5. The display apparatus of claim 2, wherein the host controller is further configured to determine a brightness setting which is input through a user interface and to set the brightness change delay time depending on the brightness setting.

6. The display apparatus of claim 5, wherein the host controller is further configured to increase the brightness change delay time as the brightness setting is increased.

7. The display apparatus of claim 1, wherein the backlight driver is further configured to analyze a histogram of the converted image data and to set the brightness of the backlight unit based on a result of the analysis.

8. The display apparatus of claim 7, wherein the image signal convertor is further configured to scale the converted image data in correspondence with the set brightness of the backlight unit.

9. The display apparatus of claim 1, wherein the display panel further comprises red, green, blue, and white sub-pixels.

10. The display apparatus of claim 1, wherein the image signal convertor is further configured to receive RGB data including data of red, green, and blue colors as the received image data and to convert the received RGB data into RGBW data including data of red, green, blue, and white colors.

11. A portable terminal comprising:

a display panel including a plurality of unit pixels, each unit pixel of the plurality of unit pixels including red (R), green (G), blue (B), and white (W) sub-pixels;

a backlight unit configured to emit light on the display panel;

an application processor configured to determine a brightness setting based on a signal input through a user interface and to output a brightness setting signal;

a timing controller configured to convert received RGB image data including data of red, green and blue colors into RGBW image data including data of red, green, blue and white colors and to set a brightness change delay time of a backlight unit based on the brightness setting signal; and

a backlight driver configured to drive the backlight unit and to adjust a brightness of the backlight unit based on the brightness change delay time and the RGBW image data.

12. The portable terminal of claim 11, wherein the timing controller comprises:

an image convertor configured to convert the received RGB image data into the RGBW image data; and

a delay decision unit configured to set the brightness change delay time in response to the brightness setting signal.

13. The portable terminal of claim 12, wherein the delay decision unit is further configured to set the brightness change delay time based on the brightness setting signal and the brightness of the backlight unit.

14. The portable terminal of claim 11, wherein the backlight driver is further configured to adjust a slew rate of a current to be provided to the backlight unit, based on the brightness change delay time.

15. The portable terminal of claim 11, wherein the backlight driver is further configured to adjust a rate of change in a duty ratio of a pulse width modulation signal to be provided to the backlight unit, based on the brightness change delay time.

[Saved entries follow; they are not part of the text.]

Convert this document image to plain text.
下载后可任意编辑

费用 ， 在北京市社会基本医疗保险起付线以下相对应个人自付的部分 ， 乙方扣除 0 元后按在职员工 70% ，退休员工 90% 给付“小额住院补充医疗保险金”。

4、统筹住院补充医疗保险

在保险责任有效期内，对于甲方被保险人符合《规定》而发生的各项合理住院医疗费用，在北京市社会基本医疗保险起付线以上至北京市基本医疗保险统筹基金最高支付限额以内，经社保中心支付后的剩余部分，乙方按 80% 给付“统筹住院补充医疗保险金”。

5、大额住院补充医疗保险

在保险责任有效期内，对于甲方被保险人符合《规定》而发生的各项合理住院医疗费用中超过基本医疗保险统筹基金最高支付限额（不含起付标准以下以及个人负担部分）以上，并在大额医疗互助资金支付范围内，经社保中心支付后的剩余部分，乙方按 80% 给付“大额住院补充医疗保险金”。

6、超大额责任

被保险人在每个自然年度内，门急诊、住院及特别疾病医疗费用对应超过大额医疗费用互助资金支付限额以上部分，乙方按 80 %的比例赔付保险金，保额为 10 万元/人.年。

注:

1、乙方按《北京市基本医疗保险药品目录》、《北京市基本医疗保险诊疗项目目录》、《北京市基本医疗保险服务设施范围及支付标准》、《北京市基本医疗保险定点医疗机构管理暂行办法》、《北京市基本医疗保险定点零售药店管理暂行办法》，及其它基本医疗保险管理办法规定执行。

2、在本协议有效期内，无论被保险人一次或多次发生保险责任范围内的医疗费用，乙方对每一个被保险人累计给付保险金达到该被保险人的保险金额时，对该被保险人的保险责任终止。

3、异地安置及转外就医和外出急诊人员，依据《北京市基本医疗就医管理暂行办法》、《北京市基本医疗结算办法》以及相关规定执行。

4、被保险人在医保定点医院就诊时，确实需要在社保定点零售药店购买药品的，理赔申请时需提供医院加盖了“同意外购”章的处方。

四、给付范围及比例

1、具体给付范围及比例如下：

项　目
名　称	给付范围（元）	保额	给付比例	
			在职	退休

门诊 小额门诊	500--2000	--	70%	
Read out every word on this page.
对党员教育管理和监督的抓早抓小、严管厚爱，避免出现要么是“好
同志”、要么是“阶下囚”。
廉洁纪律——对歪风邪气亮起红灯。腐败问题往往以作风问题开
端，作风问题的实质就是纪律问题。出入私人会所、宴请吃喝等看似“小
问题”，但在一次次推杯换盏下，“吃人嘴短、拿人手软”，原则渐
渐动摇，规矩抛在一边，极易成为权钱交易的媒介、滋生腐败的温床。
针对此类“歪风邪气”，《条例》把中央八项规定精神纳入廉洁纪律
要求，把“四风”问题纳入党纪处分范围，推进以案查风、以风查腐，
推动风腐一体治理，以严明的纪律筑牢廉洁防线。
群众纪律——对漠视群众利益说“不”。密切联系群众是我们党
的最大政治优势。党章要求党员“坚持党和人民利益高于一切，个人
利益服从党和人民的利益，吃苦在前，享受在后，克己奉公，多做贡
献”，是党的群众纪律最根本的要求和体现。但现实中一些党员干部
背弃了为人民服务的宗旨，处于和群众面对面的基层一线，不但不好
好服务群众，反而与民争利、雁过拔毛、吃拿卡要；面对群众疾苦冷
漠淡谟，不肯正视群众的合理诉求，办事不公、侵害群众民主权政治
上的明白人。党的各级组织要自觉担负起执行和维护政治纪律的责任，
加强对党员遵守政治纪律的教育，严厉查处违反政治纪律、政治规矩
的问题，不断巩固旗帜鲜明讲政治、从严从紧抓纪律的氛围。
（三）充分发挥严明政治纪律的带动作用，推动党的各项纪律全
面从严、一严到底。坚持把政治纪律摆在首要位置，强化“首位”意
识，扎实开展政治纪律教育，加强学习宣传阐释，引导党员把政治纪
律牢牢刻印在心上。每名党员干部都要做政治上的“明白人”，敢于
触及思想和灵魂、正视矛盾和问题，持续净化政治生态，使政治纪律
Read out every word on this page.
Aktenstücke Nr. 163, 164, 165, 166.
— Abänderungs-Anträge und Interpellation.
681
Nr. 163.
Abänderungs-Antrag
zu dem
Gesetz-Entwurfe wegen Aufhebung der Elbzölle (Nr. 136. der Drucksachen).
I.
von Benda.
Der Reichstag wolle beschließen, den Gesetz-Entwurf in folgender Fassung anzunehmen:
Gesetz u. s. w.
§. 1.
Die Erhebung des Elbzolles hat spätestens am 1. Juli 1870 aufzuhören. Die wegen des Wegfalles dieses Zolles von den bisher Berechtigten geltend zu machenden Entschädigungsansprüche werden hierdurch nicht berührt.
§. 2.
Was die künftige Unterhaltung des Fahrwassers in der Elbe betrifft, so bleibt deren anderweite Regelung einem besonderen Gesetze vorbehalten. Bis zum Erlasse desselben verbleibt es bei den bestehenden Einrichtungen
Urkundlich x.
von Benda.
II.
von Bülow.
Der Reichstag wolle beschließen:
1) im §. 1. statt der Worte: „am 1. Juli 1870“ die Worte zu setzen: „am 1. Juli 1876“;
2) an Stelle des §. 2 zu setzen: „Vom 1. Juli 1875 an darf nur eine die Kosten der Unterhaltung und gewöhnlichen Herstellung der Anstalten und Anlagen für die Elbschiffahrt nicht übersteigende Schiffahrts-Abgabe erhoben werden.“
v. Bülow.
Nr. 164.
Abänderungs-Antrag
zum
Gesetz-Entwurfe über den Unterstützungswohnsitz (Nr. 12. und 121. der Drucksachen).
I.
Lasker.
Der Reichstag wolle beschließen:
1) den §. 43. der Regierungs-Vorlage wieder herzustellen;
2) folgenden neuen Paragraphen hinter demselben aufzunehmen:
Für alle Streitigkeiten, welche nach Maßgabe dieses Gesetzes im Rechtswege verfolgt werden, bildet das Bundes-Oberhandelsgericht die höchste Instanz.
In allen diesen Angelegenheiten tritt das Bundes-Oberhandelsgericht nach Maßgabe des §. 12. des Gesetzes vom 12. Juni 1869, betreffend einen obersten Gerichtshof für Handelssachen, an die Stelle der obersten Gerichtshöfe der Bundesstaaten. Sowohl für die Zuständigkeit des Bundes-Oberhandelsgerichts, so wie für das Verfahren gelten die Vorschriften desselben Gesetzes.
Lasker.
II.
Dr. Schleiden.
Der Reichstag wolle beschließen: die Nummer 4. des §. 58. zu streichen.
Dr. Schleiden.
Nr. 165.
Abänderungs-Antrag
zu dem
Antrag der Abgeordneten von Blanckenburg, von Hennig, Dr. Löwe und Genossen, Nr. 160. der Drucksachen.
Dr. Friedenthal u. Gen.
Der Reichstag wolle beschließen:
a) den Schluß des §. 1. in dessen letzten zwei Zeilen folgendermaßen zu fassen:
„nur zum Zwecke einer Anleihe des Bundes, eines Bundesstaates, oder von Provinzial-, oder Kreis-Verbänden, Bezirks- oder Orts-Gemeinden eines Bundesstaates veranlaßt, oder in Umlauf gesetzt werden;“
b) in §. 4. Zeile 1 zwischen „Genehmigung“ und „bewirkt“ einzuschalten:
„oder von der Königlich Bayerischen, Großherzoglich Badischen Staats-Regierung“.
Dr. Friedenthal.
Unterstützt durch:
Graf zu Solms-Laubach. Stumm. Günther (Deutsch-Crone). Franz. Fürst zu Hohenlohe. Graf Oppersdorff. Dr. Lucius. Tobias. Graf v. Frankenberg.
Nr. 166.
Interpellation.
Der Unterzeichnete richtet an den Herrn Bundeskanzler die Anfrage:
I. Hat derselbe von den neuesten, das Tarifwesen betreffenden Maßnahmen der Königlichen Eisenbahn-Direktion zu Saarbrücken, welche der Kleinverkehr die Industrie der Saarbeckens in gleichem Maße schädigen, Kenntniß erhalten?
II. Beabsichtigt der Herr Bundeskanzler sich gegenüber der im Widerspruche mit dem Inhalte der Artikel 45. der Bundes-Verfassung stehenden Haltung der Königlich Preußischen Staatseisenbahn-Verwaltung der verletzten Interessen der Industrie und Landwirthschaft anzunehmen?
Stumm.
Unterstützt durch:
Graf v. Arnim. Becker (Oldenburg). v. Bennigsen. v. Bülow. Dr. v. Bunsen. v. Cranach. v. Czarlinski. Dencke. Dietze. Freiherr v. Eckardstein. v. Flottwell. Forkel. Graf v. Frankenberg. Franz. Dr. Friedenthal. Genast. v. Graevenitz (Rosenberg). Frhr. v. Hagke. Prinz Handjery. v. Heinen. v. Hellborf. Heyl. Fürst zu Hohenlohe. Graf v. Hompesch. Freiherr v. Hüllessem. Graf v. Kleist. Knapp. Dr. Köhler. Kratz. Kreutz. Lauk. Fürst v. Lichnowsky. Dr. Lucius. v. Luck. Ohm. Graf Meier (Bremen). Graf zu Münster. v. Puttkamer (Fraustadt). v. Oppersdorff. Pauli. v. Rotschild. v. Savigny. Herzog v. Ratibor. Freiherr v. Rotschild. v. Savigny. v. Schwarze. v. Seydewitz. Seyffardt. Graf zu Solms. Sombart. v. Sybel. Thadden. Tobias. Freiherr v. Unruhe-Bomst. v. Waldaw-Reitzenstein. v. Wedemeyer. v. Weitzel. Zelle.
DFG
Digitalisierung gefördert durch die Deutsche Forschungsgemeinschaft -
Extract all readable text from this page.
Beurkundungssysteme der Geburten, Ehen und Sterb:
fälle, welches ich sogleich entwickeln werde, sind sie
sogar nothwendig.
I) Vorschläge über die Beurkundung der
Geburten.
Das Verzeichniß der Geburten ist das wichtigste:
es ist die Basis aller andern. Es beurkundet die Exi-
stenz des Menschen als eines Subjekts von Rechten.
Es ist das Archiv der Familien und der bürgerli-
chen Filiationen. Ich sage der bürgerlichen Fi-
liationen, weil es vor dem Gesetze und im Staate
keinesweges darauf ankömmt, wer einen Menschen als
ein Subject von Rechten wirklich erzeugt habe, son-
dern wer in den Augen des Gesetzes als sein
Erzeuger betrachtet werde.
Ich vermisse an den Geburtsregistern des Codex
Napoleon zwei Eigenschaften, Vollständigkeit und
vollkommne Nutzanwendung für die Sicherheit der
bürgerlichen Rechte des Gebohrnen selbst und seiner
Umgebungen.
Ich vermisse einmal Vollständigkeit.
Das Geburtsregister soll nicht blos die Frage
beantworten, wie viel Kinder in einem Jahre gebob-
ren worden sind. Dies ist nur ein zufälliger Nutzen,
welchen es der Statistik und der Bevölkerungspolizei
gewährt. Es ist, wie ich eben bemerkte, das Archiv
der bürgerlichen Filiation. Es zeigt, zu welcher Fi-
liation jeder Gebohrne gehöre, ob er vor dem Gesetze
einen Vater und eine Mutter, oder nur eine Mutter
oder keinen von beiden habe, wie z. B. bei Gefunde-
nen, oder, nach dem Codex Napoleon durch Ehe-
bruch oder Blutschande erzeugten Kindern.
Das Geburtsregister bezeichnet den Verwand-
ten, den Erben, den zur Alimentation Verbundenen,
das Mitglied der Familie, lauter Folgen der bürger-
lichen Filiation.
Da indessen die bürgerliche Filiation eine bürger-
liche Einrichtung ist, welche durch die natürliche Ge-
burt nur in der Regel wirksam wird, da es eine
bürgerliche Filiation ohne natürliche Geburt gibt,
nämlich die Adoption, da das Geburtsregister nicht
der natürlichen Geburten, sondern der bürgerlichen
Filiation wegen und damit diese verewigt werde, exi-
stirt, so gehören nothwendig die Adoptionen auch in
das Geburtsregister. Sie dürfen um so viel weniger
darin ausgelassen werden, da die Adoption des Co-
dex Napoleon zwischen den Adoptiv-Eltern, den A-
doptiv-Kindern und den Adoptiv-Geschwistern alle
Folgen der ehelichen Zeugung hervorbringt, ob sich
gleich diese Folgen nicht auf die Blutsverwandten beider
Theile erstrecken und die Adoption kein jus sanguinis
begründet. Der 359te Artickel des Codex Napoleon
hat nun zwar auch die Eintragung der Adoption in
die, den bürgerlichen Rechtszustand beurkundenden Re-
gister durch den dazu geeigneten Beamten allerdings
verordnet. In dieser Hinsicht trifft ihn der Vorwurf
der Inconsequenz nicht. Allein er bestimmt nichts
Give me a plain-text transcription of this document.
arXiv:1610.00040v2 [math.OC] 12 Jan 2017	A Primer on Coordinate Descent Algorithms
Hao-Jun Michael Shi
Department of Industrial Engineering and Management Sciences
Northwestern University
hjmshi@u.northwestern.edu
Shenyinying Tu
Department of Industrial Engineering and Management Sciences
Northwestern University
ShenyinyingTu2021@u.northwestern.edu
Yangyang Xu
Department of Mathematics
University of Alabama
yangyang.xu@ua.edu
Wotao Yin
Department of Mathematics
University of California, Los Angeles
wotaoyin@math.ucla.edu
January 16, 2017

16. A method of driving a display apparatus, the method comprising:

setting, by a host controller of the display apparatus, a brightness change delay time according to a brightness setting set by a user;

converting image data to be suitable for a pixel arrangement of a display panel;

determining a brightness of a backlight unit based on a result of an analysis of the converted image data; and

changing the brightness of the backlight unit to the determined brightness of the backlight unit during the brightness change delay time.

17. The method of claim 16, wherein the changing of the brightness of the backlight unit comprises adjusting a slew rate of power to be provided to the backlight unit, based on the brightness change delay time.

18. The method of claim 16, wherein the changing of the brightness of the backlight unit comprises adjusting a rate of change in a duty ratio of a pulse width modulation signal to be provided to the backlight unit, based on the brightness change delay time.

19. The method of claim 16, wherein the display panel may include red, green, blue, and white sub-pixels.

20. The method of claim 16, wherein the brightness change delay time is increased as the brightness setting is increased.